The Jackson 5 would rehearse for up to five hours a night after school — if one of them got a dance step wrong their father would order the offender to break a branch off a nearby tree and would then hit him with it. When he learned that the teenage Michael was self-conscious about the size of his nose, he began calling him Big Nose. Whatever else you think of how Jackson’s face looked by the time his plastic surgeons had finished with it, you certainly couldn’t have called him that.

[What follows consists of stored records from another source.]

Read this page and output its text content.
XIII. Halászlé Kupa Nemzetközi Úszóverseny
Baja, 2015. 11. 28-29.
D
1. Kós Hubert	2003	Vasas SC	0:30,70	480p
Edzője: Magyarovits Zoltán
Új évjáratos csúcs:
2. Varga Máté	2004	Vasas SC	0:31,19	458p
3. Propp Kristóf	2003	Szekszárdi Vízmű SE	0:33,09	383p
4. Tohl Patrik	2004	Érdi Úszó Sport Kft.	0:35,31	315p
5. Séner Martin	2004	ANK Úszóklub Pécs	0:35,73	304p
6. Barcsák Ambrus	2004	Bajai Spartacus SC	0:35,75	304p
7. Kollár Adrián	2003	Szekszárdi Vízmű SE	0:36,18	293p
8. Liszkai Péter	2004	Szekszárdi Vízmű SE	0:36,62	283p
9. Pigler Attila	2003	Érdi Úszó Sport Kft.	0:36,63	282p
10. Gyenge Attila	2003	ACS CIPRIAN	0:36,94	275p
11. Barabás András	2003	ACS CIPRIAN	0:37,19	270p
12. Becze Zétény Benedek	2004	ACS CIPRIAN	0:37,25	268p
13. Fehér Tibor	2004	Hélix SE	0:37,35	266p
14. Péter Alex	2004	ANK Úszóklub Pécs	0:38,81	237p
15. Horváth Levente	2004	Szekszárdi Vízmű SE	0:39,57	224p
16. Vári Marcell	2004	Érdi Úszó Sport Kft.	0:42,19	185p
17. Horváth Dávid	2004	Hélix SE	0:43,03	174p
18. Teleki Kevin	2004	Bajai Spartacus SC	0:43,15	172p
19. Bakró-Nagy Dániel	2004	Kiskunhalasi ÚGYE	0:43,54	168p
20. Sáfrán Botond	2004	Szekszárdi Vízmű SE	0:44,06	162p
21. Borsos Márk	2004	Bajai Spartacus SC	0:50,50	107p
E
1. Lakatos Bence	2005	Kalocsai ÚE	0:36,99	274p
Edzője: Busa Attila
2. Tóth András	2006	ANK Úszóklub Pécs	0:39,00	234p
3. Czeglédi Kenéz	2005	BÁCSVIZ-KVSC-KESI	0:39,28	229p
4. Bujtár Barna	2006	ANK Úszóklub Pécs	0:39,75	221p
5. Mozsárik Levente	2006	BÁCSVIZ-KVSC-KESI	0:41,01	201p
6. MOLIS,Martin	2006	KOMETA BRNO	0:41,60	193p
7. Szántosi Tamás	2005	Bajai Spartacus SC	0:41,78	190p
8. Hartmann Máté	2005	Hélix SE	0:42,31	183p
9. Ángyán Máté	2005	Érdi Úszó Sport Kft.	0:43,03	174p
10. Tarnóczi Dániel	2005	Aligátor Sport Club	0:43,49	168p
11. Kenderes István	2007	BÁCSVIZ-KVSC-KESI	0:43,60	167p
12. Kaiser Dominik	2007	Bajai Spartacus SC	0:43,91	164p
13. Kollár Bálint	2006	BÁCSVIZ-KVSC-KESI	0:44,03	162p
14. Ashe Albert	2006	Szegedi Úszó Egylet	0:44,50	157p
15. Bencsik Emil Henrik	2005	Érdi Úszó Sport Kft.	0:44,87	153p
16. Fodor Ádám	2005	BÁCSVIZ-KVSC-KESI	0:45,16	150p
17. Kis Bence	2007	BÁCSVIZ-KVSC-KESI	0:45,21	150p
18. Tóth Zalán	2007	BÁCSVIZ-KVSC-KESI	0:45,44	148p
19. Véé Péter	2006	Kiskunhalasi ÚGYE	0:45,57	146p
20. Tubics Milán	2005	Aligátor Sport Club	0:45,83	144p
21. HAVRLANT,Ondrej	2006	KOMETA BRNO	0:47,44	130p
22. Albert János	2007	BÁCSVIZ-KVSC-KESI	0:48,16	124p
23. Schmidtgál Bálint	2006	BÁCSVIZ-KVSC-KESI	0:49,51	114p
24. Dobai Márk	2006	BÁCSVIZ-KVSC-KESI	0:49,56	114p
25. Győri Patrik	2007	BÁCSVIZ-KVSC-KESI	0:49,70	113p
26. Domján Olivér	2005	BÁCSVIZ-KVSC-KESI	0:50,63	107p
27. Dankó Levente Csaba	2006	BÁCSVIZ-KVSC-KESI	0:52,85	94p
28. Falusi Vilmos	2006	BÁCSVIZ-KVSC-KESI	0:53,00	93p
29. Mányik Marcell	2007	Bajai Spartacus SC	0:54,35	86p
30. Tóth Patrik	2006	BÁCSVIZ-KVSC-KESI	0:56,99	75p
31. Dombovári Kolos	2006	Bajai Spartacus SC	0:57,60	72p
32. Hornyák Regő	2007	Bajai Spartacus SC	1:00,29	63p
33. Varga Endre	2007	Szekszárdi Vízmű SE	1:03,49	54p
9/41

It reads like a misery memoir, but Jermaine claims not to see it that way. He presents all this ghastly evidence then spends pages admonishing as “ridiculous” those who suggest that his father’s abuse scarred his most famous son for life. Never mind that Michael was still telling interviewers that the thought of his father made him feel sick with fear. No: their father’s discipline instilled in them a will to succeed; furthermore without it, the Jackson boys might have ended up involved with the gangs that ran riot in their corner of Indiana.

This kind of contradiction turns out to be the book’s recurring motif. At one juncture, Jermaine angrily complains that Michael’s famous relationship with Bubbles the chimpanzee was “no different” to that of “millions of dog and cat owners the world over”, before going on to describe Jackson dousing the chimpanzee in Poison by Christian Dior and supplying him with his own wardrobe: Bubbles was apparently better dressed than Jermaine’s children. But You Are Not Alone’s detail on what you might call the Wacko years, those after Thriller’s record-breaking success, is sketchy: after unexpectedly calling time on a trying final Jacksons tour, Michael seems to have gone out of his way to avoid his family. My Friend Michael handily takes up the slack. It’s subtitled An Ordinary Friendship With an Extraordinary Man, but there seems to be nothing ordinary about the friendship at all. Frank Cascio was four when he first met Jackson: his father was the manager of the New York hotel where the singer stayed. The first time Jackson was accused of child molestation, Cascio’s father’s reaction was to pull his son out of school and send him to Tel Aviv to keep Jackson company on tour. He ended up an employee, trying to sort out business affairs so chaotic that they brought a man who had sold 750m records to the brink of financial ruin.

It’s a largely uncritical account, and yet Jackson still cuts a strangely pathetic figure: a middle-aged man addicted to prescription drugs, obsessed with pranks and water balloon fights, hopelessly chasing the childhood that had been denied him.